Al Sasser, another of the “First 50” graduates, credited the “parallel process” of working on yourself and helping others. “We have this saying: ‘The more I work on myself, the better everyone gets,’” said Sasser, who now works at a San Luis Obispo-area prison. What sets OMCP apart as a prison program, he said, is that it “allows you to see beyond the gates.”

However, the program has also changed the lives of graduates who are unsure if they will ever use their skills abroad. “I used to hear people say they wake up in prison, and they’re not in prison. And I didn’t understand it,” said Frederico De La Cruz, 58, who has been in prison for decades serving a life sentence. “Now I do.”

“I wake up. I’m in the same bed. The same walls,” she said, clutching her certificate after the ceremony. “But it doesn’t translate to me the same way. I wake up different. I can go out and be different.”

During the ceremony, De La Cruz recited a poem he had written. “We are living proof that even those who are guilty of the most unjust acts can pluck from the flowers of love and hope and sow these very seeds,” she read.

two men in cap and gown and yellow sashes walk through a door, one with his hands in the air

Graduating inmates led by Michael Coats, 57, enter the hall for the Offender Mentoring Certification Program graduation ceremony.

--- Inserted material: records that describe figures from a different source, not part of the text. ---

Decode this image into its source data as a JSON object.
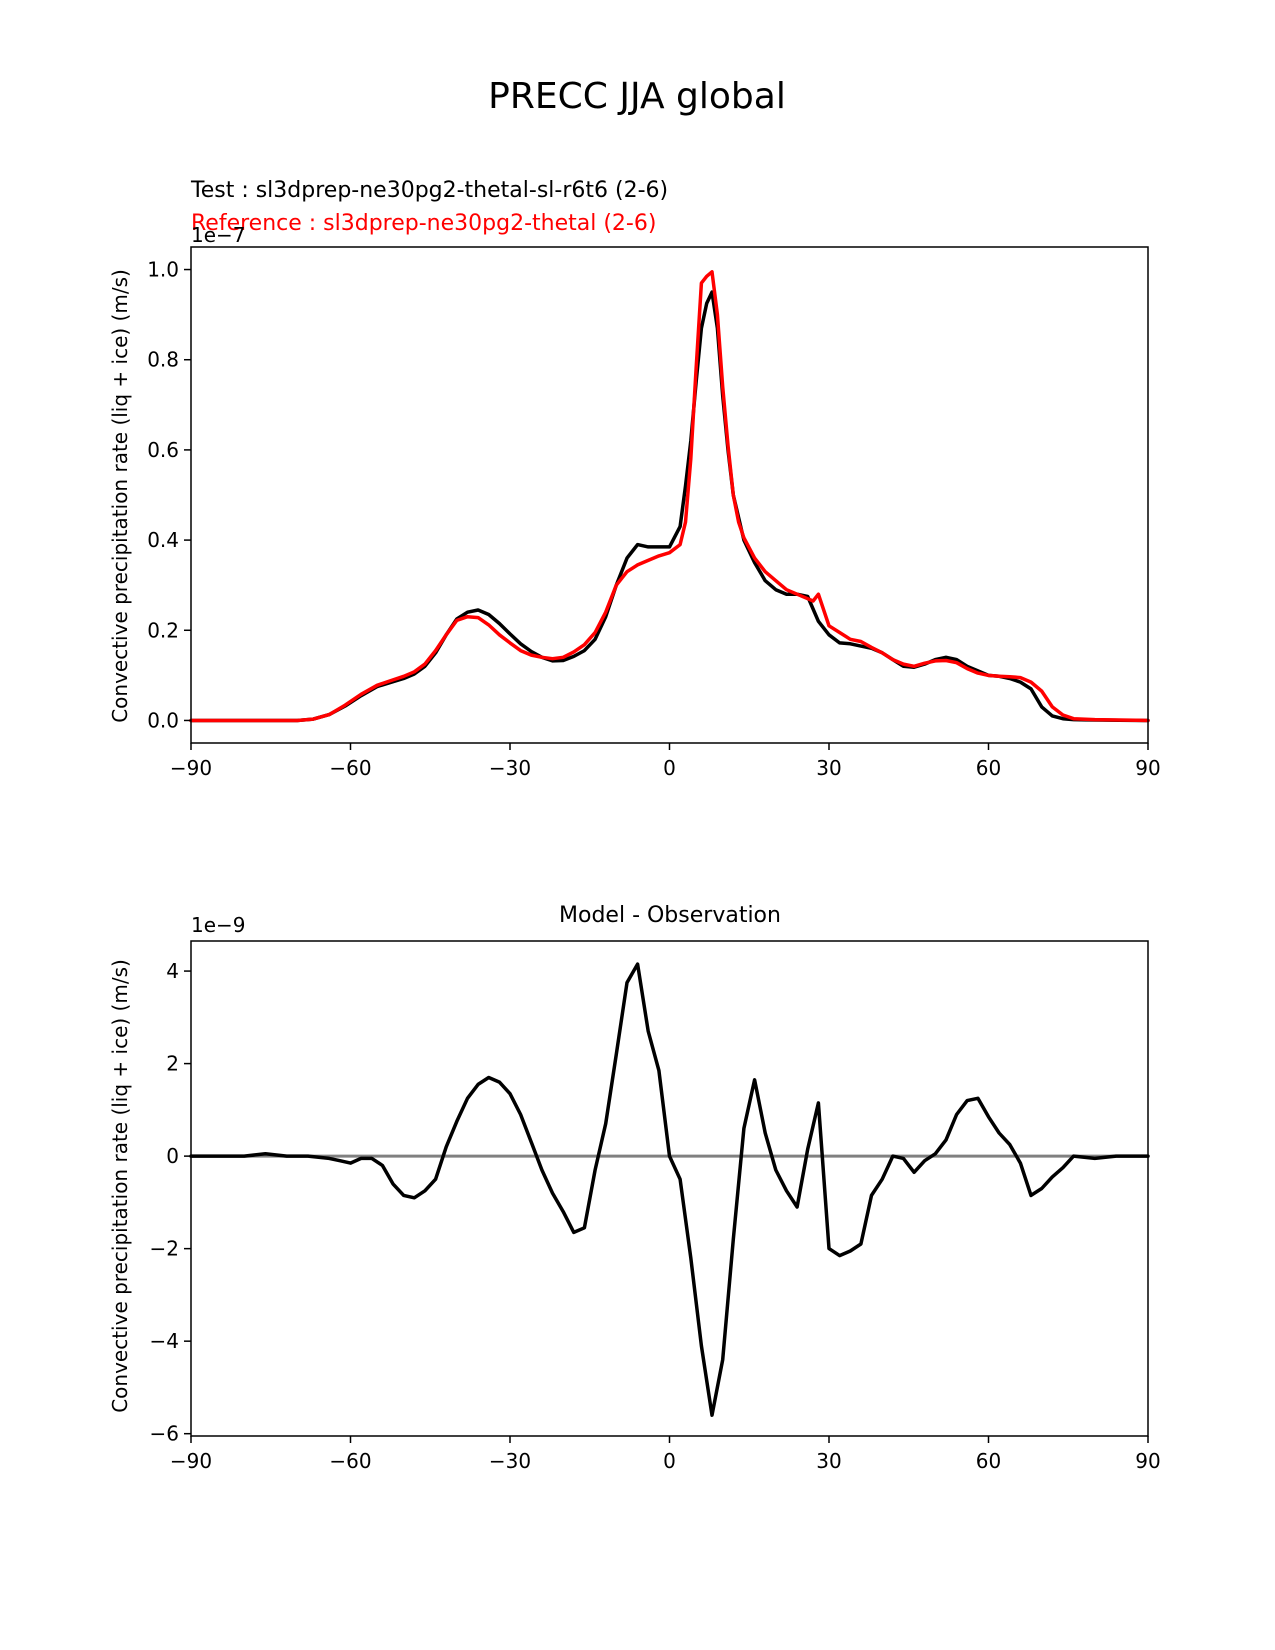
{
  "figure": {
    "title": "PRECC JJA global"
  },
  "chart_data": [
    {
      "type": "line",
      "title": "",
      "legend": [
        {
          "label": "Test : sl3dprep-ne30pg2-thetal-sl-r6t6 (2-6)",
          "color": "#000000"
        },
        {
          "label": "Reference : sl3dprep-ne30pg2-thetal (2-6)",
          "color": "#ff0000"
        }
      ],
      "legend_placement": "above-left",
      "xlabel": "",
      "ylabel": "Convective precipitation rate (liq + ice) (m/s)",
      "offset_text": "1e−7",
      "xlim": [
        -90,
        90
      ],
      "ylim": [
        -0.05,
        1.05
      ],
      "xticks": [
        -90,
        -60,
        -30,
        0,
        30,
        60,
        90
      ],
      "xtick_labels": [
        "−90",
        "−60",
        "−30",
        "0",
        "30",
        "60",
        "90"
      ],
      "yticks": [
        0.0,
        0.2,
        0.4,
        0.6,
        0.8,
        1.0
      ],
      "ytick_labels": [
        "0.0",
        "0.2",
        "0.4",
        "0.6",
        "0.8",
        "1.0"
      ],
      "grid": false,
      "series": [
        {
          "name": "Test : sl3dprep-ne30pg2-thetal-sl-r6t6 (2-6)",
          "color": "#000000",
          "x": [
            -90,
            -80,
            -75,
            -70,
            -67,
            -64,
            -61,
            -58,
            -55,
            -52,
            -50,
            -48,
            -46,
            -44,
            -42,
            -40,
            -38,
            -36,
            -34,
            -32,
            -30,
            -28,
            -26,
            -24,
            -22,
            -20,
            -18,
            -16,
            -14,
            -12,
            -10,
            -8,
            -6,
            -4,
            -2,
            0,
            2,
            3,
            4,
            5,
            6,
            7,
            8,
            9,
            10,
            11,
            12,
            13,
            14,
            16,
            18,
            20,
            22,
            24,
            26,
            28,
            30,
            32,
            34,
            36,
            38,
            40,
            42,
            44,
            46,
            48,
            50,
            52,
            54,
            56,
            58,
            60,
            62,
            64,
            66,
            68,
            70,
            72,
            74,
            76,
            80,
            90
          ],
          "y": [
            0,
            0,
            0,
            0,
            0.003,
            0.013,
            0.032,
            0.055,
            0.075,
            0.086,
            0.093,
            0.103,
            0.12,
            0.15,
            0.19,
            0.225,
            0.24,
            0.245,
            0.235,
            0.215,
            0.192,
            0.17,
            0.153,
            0.14,
            0.132,
            0.133,
            0.142,
            0.155,
            0.18,
            0.23,
            0.3,
            0.36,
            0.39,
            0.385,
            0.385,
            0.385,
            0.43,
            0.52,
            0.62,
            0.75,
            0.87,
            0.925,
            0.95,
            0.87,
            0.72,
            0.6,
            0.5,
            0.45,
            0.4,
            0.35,
            0.31,
            0.29,
            0.28,
            0.28,
            0.275,
            0.22,
            0.19,
            0.172,
            0.17,
            0.165,
            0.16,
            0.15,
            0.135,
            0.12,
            0.118,
            0.125,
            0.135,
            0.14,
            0.135,
            0.12,
            0.11,
            0.1,
            0.098,
            0.093,
            0.085,
            0.07,
            0.03,
            0.01,
            0.004,
            0.002,
            0.001,
            0
          ]
        },
        {
          "name": "Reference : sl3dprep-ne30pg2-thetal (2-6)",
          "color": "#ff0000",
          "x": [
            -90,
            -80,
            -75,
            -70,
            -67,
            -64,
            -61,
            -58,
            -55,
            -52,
            -50,
            -48,
            -46,
            -44,
            -42,
            -40,
            -38,
            -36,
            -34,
            -32,
            -30,
            -28,
            -26,
            -24,
            -22,
            -20,
            -18,
            -16,
            -14,
            -12,
            -10,
            -8,
            -6,
            -4,
            -2,
            0,
            2,
            3,
            4,
            5,
            6,
            7,
            8,
            9,
            10,
            11,
            12,
            13,
            14,
            16,
            18,
            20,
            22,
            24,
            26,
            27,
            28,
            30,
            32,
            34,
            36,
            38,
            40,
            42,
            44,
            46,
            48,
            50,
            52,
            54,
            56,
            58,
            60,
            62,
            64,
            66,
            68,
            70,
            72,
            74,
            76,
            80,
            90
          ],
          "y": [
            0,
            0,
            0,
            0,
            0.003,
            0.013,
            0.034,
            0.058,
            0.078,
            0.09,
            0.098,
            0.108,
            0.125,
            0.155,
            0.19,
            0.222,
            0.23,
            0.228,
            0.212,
            0.19,
            0.172,
            0.155,
            0.145,
            0.14,
            0.137,
            0.14,
            0.152,
            0.168,
            0.195,
            0.24,
            0.3,
            0.33,
            0.345,
            0.355,
            0.365,
            0.372,
            0.39,
            0.44,
            0.58,
            0.78,
            0.97,
            0.985,
            0.995,
            0.9,
            0.74,
            0.61,
            0.5,
            0.44,
            0.405,
            0.36,
            0.33,
            0.31,
            0.29,
            0.28,
            0.27,
            0.265,
            0.28,
            0.21,
            0.195,
            0.18,
            0.175,
            0.162,
            0.15,
            0.135,
            0.125,
            0.12,
            0.127,
            0.132,
            0.133,
            0.128,
            0.115,
            0.105,
            0.1,
            0.098,
            0.097,
            0.095,
            0.085,
            0.065,
            0.03,
            0.012,
            0.004,
            0.002,
            0
          ]
        }
      ]
    },
    {
      "type": "line",
      "title": "Model - Observation",
      "xlabel": "",
      "ylabel": "Convective precipitation rate (liq + ice) (m/s)",
      "offset_text": "1e−9",
      "xlim": [
        -90,
        90
      ],
      "ylim": [
        -6.05,
        4.65
      ],
      "xticks": [
        -90,
        -60,
        -30,
        0,
        30,
        60,
        90
      ],
      "xtick_labels": [
        "−90",
        "−60",
        "−30",
        "0",
        "30",
        "60",
        "90"
      ],
      "yticks": [
        -6,
        -4,
        -2,
        0,
        2,
        4
      ],
      "ytick_labels": [
        "−6",
        "−4",
        "−2",
        "0",
        "2",
        "4"
      ],
      "grid": false,
      "zero_line": {
        "y": 0,
        "color": "#808080"
      },
      "series": [
        {
          "name": "",
          "color": "#000000",
          "x": [
            -90,
            -80,
            -76,
            -72,
            -68,
            -64,
            -62,
            -60,
            -58,
            -56,
            -54,
            -52,
            -50,
            -48,
            -46,
            -44,
            -42,
            -40,
            -38,
            -36,
            -34,
            -32,
            -30,
            -28,
            -26,
            -24,
            -22,
            -20,
            -18,
            -16,
            -14,
            -12,
            -10,
            -8,
            -6,
            -4,
            -2,
            0,
            2,
            4,
            6,
            8,
            10,
            12,
            14,
            16,
            18,
            20,
            22,
            24,
            26,
            28,
            30,
            32,
            34,
            36,
            38,
            40,
            42,
            44,
            46,
            48,
            50,
            52,
            54,
            56,
            58,
            60,
            62,
            64,
            66,
            68,
            70,
            72,
            74,
            76,
            80,
            84,
            86,
            90
          ],
          "y": [
            0,
            0,
            0.05,
            0,
            0,
            -0.05,
            -0.1,
            -0.15,
            -0.05,
            -0.05,
            -0.2,
            -0.6,
            -0.85,
            -0.9,
            -0.75,
            -0.5,
            0.2,
            0.75,
            1.25,
            1.55,
            1.7,
            1.6,
            1.35,
            0.9,
            0.3,
            -0.3,
            -0.8,
            -1.2,
            -1.65,
            -1.55,
            -0.3,
            0.7,
            2.2,
            3.75,
            4.15,
            2.7,
            1.85,
            0.0,
            -0.5,
            -2.2,
            -4.1,
            -5.6,
            -4.4,
            -1.8,
            0.6,
            1.65,
            0.5,
            -0.3,
            -0.75,
            -1.1,
            0.15,
            1.15,
            -2.0,
            -2.15,
            -2.05,
            -1.9,
            -0.85,
            -0.5,
            0.0,
            -0.05,
            -0.35,
            -0.1,
            0.05,
            0.35,
            0.9,
            1.2,
            1.25,
            0.85,
            0.5,
            0.25,
            -0.15,
            -0.85,
            -0.7,
            -0.45,
            -0.25,
            0,
            -0.05,
            0,
            0,
            0
          ]
        }
      ]
    }
  ]
}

(Irfan Khan/Los Angeles Times)

His younger brother, Rudy, who had made the trip from Fontana for the ceremony, beamed at De La Cruz in his black robes. All around them, other smiling families hugged their new graduates and settled around tables eating barbecue, baked beans and yellow-and-white frosted cupcakes. An instrumental version of “Lean on Me” played in the background.

“I don’t have that physical freedom,” De La Cruz said. “But I have that spiritual freedom right now.”